By Jacob Kamaras/JNS.org
After he was apparently criticized by U.S. Sen. Chuck Schumer (D-NY) for comments he made last month on boycotts of Israel, Secretary of State John Kerry in his Monday address at the American Israel Public Affairs Committee conference sought to allay skepticism on nuclear negotiations with Iran and Israeli-Palestinian conflict negotiations.
Without mentioning Kerry by name, Schumer took a shot at the secretary of state by saying those with “even with the best of intentions” who warn Israel that it will face increased boycotts if it does not reach a peace agreement with the Palestinians “have it all wrong.”
“Those quote unquote friends [of Israel] should be condemning the boycotts in any possible way, weakening them,” Schumer said.
In February at the Munich Security Conference, Kerry said in connection with the outcome of the U.S.-brokered Israeli-Palestinian talks, “There are talks of boycotts [of Israel] and other kinds of things. Are we all going to be better with all of that?” President Barack Obama, asked by Bloomberg View columnist Jeffrey Goldberg if he agreed with Kerry’s assessment on boycotts, said in comments published Sunday that Kerry “has been simply stating what observers inside of Israel and outside of Israel recognize, which is that with each successive year, the window is closing for a peace deal that both the Israelis can accept and the Palestinians can accept.”
Obama also said, “If you see no peace deal and continued aggressive settlement construction—and we have seen more aggressive settlement construction over the last couple years than we’ve seen in a very long time... If Palestinians come to believe that the possibility of a contiguous sovereign Palestinian state is no longer within reach, then our ability to manage the international fallout [for Israel] is going to be limited.”
On Monday, Kerry told AIPAC, “I will continue to staunchly, loudly and unapologetically oppose boycotts of Israel. That will never change.”
Regarding the nuclear talks, Kerry said there is a “healthy debate” on the effectiveness of the negotiations and that “we welcome that.” He said American diplomacy with Iran “is guided by a simple bottom line: no deal is better than a bad deal.”
“The truth is, it is strong diplomacy that has actually made this moment [of getting Iran to negotiate] possible, and we need to give it the space to work,” Kerry said.
The interim nuclear deal with Iran, according to Kerry, has “not changed one piece of the sanctions architecture, and yet we are able to negotiate.”
“This is not a process that is about trusting Tehran,” he said. “This is about testing Tehran. And you can be sure that if Iran fails this test, American will not fail Israel. That I promise.”
A “good deal” with Iran would make certain that Iran could not obtain nuclear weapons, continually ensure that the Iranian nuclear program remains peaceful, and expand Iran’s “breakout” time for obtaining a nuclear weapon so that the world could act if Iran takes improper steps, Kerry explained.

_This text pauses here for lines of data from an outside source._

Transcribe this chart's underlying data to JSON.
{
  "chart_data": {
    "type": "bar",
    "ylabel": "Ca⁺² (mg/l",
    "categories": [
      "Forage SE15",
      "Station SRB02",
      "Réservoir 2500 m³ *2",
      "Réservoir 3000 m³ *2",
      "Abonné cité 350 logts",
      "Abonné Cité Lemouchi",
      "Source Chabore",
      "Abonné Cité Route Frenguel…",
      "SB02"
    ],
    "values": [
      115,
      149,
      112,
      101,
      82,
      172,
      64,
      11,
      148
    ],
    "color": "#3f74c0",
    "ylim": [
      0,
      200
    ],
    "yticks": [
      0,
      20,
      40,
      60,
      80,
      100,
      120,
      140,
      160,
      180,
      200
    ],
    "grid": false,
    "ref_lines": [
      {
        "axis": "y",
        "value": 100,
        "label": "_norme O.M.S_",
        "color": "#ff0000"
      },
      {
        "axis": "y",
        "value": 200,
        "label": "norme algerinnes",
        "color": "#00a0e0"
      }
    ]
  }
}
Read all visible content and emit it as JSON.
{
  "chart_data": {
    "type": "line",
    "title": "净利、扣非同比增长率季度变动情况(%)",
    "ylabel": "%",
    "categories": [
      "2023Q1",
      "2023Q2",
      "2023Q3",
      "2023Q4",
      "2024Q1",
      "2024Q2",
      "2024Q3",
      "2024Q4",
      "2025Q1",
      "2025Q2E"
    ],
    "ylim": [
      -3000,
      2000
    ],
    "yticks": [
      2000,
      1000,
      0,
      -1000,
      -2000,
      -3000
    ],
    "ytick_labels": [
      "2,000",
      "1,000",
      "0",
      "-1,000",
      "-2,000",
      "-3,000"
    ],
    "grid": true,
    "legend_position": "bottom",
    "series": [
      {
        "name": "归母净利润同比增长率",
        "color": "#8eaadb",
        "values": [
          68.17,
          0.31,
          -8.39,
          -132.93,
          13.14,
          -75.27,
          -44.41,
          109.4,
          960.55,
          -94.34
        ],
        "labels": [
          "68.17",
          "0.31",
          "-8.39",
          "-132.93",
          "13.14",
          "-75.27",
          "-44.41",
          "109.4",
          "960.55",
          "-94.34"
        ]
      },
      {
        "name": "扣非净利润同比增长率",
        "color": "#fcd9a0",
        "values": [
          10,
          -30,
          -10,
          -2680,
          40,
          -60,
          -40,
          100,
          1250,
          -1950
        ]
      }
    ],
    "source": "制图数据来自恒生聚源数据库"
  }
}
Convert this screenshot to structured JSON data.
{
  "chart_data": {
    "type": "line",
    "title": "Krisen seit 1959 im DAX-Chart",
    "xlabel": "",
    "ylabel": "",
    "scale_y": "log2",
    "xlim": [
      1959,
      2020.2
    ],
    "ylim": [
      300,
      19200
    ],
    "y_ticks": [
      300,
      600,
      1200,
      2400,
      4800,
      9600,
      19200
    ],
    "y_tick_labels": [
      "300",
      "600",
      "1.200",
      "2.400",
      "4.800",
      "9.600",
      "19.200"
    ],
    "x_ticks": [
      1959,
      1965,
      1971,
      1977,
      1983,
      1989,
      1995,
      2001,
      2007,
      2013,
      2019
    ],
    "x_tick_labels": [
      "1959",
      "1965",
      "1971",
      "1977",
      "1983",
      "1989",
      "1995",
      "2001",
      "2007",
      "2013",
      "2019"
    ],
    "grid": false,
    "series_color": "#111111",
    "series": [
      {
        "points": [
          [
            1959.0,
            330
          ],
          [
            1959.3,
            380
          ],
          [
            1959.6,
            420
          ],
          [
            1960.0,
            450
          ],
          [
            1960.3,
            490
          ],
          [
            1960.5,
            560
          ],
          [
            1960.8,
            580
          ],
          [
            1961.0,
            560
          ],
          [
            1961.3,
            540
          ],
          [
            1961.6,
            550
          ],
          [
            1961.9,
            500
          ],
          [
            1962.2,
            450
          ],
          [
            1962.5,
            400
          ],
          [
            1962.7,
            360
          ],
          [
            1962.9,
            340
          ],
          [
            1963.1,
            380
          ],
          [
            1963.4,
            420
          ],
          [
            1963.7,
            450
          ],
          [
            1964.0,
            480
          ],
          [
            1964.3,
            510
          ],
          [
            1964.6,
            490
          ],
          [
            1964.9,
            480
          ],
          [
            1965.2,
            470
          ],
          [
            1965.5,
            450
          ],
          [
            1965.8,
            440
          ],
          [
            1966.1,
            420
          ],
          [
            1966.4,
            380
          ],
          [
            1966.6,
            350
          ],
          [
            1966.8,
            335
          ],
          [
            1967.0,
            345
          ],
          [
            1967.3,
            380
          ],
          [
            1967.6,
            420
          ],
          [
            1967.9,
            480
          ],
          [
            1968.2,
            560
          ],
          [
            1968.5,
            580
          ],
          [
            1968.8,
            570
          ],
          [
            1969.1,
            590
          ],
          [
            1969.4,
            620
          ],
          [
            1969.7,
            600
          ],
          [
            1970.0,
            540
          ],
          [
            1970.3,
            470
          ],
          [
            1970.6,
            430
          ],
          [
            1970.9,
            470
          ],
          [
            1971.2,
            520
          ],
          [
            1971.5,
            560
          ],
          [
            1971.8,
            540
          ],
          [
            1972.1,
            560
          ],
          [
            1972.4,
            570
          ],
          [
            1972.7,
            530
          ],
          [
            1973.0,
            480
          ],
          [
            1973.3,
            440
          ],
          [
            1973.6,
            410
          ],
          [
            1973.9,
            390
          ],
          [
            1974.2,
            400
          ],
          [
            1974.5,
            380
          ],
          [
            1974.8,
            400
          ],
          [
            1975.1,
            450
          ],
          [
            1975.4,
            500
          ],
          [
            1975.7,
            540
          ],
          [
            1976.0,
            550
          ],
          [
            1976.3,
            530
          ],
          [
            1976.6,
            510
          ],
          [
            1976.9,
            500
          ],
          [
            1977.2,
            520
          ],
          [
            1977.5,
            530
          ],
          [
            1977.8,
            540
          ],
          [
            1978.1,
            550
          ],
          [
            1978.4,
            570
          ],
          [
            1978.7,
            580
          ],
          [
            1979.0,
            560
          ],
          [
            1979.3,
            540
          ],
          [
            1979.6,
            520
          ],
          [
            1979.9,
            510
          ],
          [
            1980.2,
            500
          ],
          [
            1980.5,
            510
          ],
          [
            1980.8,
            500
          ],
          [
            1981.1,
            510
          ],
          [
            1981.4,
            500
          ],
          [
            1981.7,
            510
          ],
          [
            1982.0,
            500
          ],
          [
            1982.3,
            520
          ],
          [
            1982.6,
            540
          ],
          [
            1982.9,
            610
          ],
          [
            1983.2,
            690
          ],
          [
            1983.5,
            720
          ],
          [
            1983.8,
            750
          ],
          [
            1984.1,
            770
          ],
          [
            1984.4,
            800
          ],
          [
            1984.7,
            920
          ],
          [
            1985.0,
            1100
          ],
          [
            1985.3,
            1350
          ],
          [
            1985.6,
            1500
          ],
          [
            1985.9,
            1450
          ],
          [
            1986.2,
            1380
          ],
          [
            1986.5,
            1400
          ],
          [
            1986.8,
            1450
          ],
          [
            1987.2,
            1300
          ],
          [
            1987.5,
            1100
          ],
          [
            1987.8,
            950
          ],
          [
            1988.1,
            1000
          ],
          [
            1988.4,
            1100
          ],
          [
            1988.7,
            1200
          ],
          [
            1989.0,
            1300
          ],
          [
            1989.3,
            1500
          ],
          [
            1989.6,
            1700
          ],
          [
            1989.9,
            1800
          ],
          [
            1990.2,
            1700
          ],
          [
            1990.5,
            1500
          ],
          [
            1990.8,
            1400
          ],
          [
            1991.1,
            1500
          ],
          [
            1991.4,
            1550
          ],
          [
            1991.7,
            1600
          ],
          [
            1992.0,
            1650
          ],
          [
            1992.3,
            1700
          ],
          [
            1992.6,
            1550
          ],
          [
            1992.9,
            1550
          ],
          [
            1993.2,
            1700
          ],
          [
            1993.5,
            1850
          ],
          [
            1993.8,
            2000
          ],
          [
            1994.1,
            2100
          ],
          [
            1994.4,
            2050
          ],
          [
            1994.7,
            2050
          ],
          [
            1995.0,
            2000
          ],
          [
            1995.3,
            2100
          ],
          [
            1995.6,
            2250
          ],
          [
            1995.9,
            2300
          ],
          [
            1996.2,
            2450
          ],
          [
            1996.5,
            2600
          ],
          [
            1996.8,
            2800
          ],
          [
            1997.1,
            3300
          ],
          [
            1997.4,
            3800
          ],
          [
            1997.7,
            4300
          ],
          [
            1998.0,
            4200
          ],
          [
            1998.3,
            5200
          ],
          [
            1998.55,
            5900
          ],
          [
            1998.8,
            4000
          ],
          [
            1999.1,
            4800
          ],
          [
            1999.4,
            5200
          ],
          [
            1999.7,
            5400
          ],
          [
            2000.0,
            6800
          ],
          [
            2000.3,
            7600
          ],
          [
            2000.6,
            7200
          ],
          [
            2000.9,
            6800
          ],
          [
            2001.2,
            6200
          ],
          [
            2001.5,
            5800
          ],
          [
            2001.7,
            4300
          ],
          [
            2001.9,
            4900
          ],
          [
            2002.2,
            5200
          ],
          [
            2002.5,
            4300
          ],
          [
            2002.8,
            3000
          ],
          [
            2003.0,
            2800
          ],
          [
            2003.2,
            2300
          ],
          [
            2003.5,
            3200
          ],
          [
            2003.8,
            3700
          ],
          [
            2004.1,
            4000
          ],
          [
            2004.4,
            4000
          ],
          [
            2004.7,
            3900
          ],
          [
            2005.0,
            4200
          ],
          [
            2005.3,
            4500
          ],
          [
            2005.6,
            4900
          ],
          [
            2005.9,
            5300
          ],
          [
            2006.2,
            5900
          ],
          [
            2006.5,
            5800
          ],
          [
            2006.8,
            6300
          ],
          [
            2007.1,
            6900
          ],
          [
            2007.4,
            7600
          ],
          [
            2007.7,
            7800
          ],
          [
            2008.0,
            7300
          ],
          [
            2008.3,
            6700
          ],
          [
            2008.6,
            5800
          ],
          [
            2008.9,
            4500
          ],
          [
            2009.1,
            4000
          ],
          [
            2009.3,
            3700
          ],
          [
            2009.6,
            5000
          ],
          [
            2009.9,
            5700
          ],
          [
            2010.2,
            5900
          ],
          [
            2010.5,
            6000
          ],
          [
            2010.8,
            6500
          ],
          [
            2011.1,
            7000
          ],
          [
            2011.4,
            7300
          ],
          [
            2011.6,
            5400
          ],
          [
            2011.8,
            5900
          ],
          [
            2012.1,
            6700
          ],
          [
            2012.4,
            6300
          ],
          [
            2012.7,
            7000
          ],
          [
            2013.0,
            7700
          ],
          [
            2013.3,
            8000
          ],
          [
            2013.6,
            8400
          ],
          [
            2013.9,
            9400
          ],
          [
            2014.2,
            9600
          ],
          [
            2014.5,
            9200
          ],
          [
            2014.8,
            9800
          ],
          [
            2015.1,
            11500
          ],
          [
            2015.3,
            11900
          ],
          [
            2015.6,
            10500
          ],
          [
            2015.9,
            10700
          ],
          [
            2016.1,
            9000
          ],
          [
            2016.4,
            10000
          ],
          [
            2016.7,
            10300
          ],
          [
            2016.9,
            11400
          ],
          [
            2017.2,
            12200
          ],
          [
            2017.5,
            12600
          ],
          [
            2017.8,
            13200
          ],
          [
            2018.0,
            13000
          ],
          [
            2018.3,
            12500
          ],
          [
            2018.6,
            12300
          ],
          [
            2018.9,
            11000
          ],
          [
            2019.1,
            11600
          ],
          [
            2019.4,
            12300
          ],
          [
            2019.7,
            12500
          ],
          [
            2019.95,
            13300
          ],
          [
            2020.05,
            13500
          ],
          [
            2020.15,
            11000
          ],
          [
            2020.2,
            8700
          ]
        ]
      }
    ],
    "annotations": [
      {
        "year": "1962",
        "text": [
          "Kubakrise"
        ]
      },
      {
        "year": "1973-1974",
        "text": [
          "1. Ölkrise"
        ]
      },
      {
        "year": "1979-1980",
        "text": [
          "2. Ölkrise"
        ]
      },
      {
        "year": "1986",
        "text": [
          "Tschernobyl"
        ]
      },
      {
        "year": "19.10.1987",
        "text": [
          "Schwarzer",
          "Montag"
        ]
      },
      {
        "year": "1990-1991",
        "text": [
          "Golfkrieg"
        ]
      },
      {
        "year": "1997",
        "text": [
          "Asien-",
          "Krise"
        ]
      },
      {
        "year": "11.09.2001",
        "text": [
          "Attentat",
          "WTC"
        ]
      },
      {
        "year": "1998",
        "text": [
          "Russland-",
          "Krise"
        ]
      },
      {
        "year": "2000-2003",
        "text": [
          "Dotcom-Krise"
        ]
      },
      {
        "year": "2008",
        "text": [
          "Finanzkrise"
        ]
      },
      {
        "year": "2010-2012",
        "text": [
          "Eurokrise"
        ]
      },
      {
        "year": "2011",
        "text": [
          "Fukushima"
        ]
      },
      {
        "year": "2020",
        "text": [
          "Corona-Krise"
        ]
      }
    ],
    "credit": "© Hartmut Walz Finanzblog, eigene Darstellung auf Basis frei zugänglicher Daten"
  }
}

Schumer—one of 26 senators to cosponsor the Nuclear Weapons Free Iran Act, which would levy additional sanctions on Iran should the Islamic Republic violate the terms of the six-month interim nuclear deal or fail to reach a final agreement—said America “must keep tough sanctions in place until Iran agrees to give up nuclear weapons.” The New York legislator criticized the terms of the interim deal, which gave Iran $7 billion in sanctions relief.
“It is no secret that I believe that we should not in the interim agreement have reduced sanctions in any way, until Iran reduced its nuclear capability,” Schumer said, adding that many in Congress “believe that any reduction in sanctions relieves the psychological power of future sanctions” on Iran.
Congress “will be heavily involved” in monitoring the impact the diminishing of sanctions has on Iran, and will ensure that any final agreement with Iran will permanently prevent the country from having nuclear weapons, said Schumer.
On the Israeli-Palestinian talks, Kerry said he knows “there are many doubters here” about the suitability of Palestinian Authority Mahmoud Abbas as a peace partner for Israel. Kerry, however, believes Abbas “has demonstrated he wants to be a partner for peace” and has “been genuinely committed against violence.”
Israeli Prime Minister Benjamin Netanyahu, meanwhile, has “demonstrated his courage and his commitment in pursuit of peace with security” and knows that a peace deal with the Palestinians is only way for Israel to remain a Jewish and democratic state, rather than a binational state, Kerry said.
Kerry vowed that any peace agreement would “guarantee Israel’s identity as a Jewish homeland,” and said that ending the Israeli-Palestinian conflict “means ending the [Palestinian] incitement.”
Israel’s security “is our first priority,” Kerry said, stressing that the Obama administration made an unprecedented move in the Israeli-Palestinian peace process by sending retired four-star general John Allen to the region “to work with Israelis and Jordanians and Palestinians to make the Jordan River border as strong as the strongest border on earth.”
“There is a vision of peace, and it takes tough choices on both sides,” Kerry said.